Les alentours du village sont bordés de constructions à plusieurs étages à demi finies : les hôtels du resort prévu l’an prochain. Mais le bâtiment qui domine pour l’heure l’endroit est la tour de Phosphori, du XIII°siècle, sise sur les rochers du rivage. Ce fut jadis une dépendance du monastère de Vatopedi, et il se peut qu’elle signale le site de la ville païenne de Dion. Au début du siècle dernier elle devait se dresser, presque seule, au bord de l’eau. À côté, une petite et vieille maison qui pendant quelques années servit d’auberge et, face à la mer, les vestiges de quelques autres maisons de campagne reconverties en boutiques et en gargotes. À mon dernier passage, il y a un an, en septembre, quoique commençant à décliner, la saison battait encore son plein. Nombre des tables sous les pergolas et dans les restaurants étaient occupées par des allemands — on m’a raconté que le goût de cette nation pour la Grèce avait été mis à profit par le propriétaire du nouvel hôtel soigneusement paysagé, situé sur la plage à la périphérie de la ville, lequel avait des liens avec des voyagistes en Allemagne. On est confiant : chaque année sont attendus de plus en plus de bus d’allemands toutes classes confondues. Un étranger, on lui parle d’évidence en allemand. Mais le premier octobre, cependant, la Vie revient chez elle. On remise la plupart des tables, ferme les restaurants, l’antiquaire retourne à Thessalonique, et les portes sont laissées ouvertes qui donnent sur la mer afin que les femmes, des chats à leurs pieds, puissent profiter du soleil de l’après-midi pour leur ouvrage. La majeure partie du village fut construite après la première guerre mondiale afin d’y loger deux groupes de grecs d’Asie mineure conduits là sous l’égide de la SDN, au titre de la réimplantation des populations déplacées. Un an après mon passage on s’était débarrassé de presque toutes les structures originelles et des chemins qui les reliaient, la place était nette pour de futurs hôtels. Mais en octobre les gens du cru s’asseyent toujours sous la treille du seul

café ouvert, et le doigt de résiné dans leurs verres brille de toute l’immense lumière marine. Au-delà de ces tables, le quai et le sable du rivage. Mes affaires déposées à l’auberge, je suis descendu jusqu’à la plage vide, ai dépassé un pointu tiré sur le rivage, un camion déglingué, un hôtel tous volets clos, des rochers éboulés courant à la mer. Oiseaux dans les épineux parlant du soir — voix de pipit, de bergeronnette ou d’alouette, trille cristallin de quelque pinson, aucune d’elles totalement familière, bien que les mots antiques demeurassent clairs. Ombres tourbillonnant sur la face sombre des rochers, puis sur celle dont se retirait la lumière. Le soleil descendait dans des nuages frangés d’or. La dernière brise mourrait. Le clignotement d’une bouée signalant un amer faisait écho, écho durable, avec les quelques lumières aussi ténues que des étoiles brillant au-dessus d’Ammouliani, où, m’a-t-on dit, il n’y a pas l’électricité. Au-delà, vers l’ouest, la péninsule se fondait dans la mer sombre. Celle-ci fut consacrée, jadis, au dieu de la mer, et son sommet désigné comme son fils. Soudain des nuages d’insectes minuscules surgirent, voletant au dessus du rivage dans la pénombre, et la lune, presque neuve, rassembla la lumière au-dessus des eaux. Alors que je rebroussais chemin, un petit chien courut vers moi le long de la plage —, comme s’il me connaissait.      
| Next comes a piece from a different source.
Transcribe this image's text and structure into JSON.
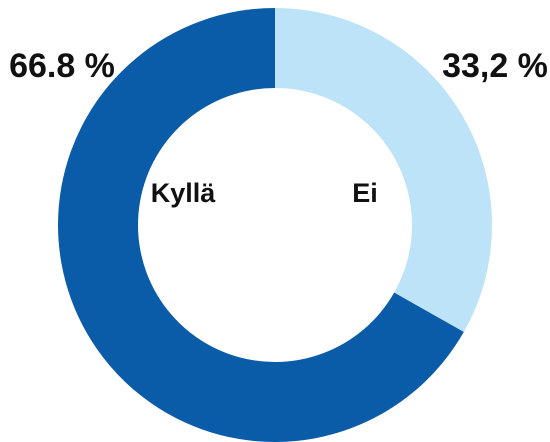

Strabon écrit que ceux qui vivaient au sommet du mont Athos voyaient le soleil se lever avec trois heures d’avance. Il n’a pas dû venir vérifier la véracité de sa phrase: le sommet est un éperon rocheux inhabitable. Mais, peut-être, ne faut-il pas lire dans son assertion cette offrande de faits vrais que nous exigeons aujourd’hui de chaque phrase, mais quelque chose comme : « un haut lieu, à demi légendaire, qui dialogue en propre avec le matin ». Ceux qui vivent maintenant sur la rive occidentale, à la base de ce long promontoire, se lèvent avant le soleil, comme le font partout les habitants des villages de pêcheurs. Ils n’ont pas l’air pressés : ils traversent la brume d’un pas traînant, cols relevés, des châles sur la bouche, portant des sacs ou les mains vides, comme s’ils attendaient que quelque chose passe ou repasse. Quelques silhouettes finissent par se rassembler sur le quai de ciment, à côté de caisses de poisson, de paniers, de tonneaux de fuel ; trois ou quatre portent des sacs à dos, il y a plusieurs moines en robe noire avec des sacs en peau de chèvre ; pour finir les pêcheurs arrivent, le passeur, et l’inévitable policier. Il n’y a pas bien longtemps, la majeure partie du trafic de pêche et du trafic côtier se faisait sur des caïques ou sur de petits bateaux à vapeur qui jetaient l’ancre au large des villages avec une certaine régularité, voire souvent. Depuis la dernière guerre, les bateaux de pêche ont adopté une

forme moins caractéristique —, et des moteurs. Les pionniers de cette conversion ont toujours leurs barres de gouvernail et leurs garde-corps en bois et des rampes bien chevillées. Ceux qui les ont remplacés sont de gros diesels d’acier avec de larges poupes conçues pour le chalut et le frète, et des moteurs stertoreux. Ces deux types de navires assurent le trajet jusqu’à Dafni, le port de l’Athos. Le bateau part à sept heures. En octobre, le premier soleil a juste commencé de blanchir la façade orientale de la tour de Phosphori et la mer qui la baigne. Le bateau pique vers la côte sans jamais s’en éloigner. L’état monastique commence un peu plus loin en bas du village. La frontière actuelle est un mur de pierres effondré, après lui règne l’antique règle monastique de l’Athos, instituée dit-on par la Vierge elle-même.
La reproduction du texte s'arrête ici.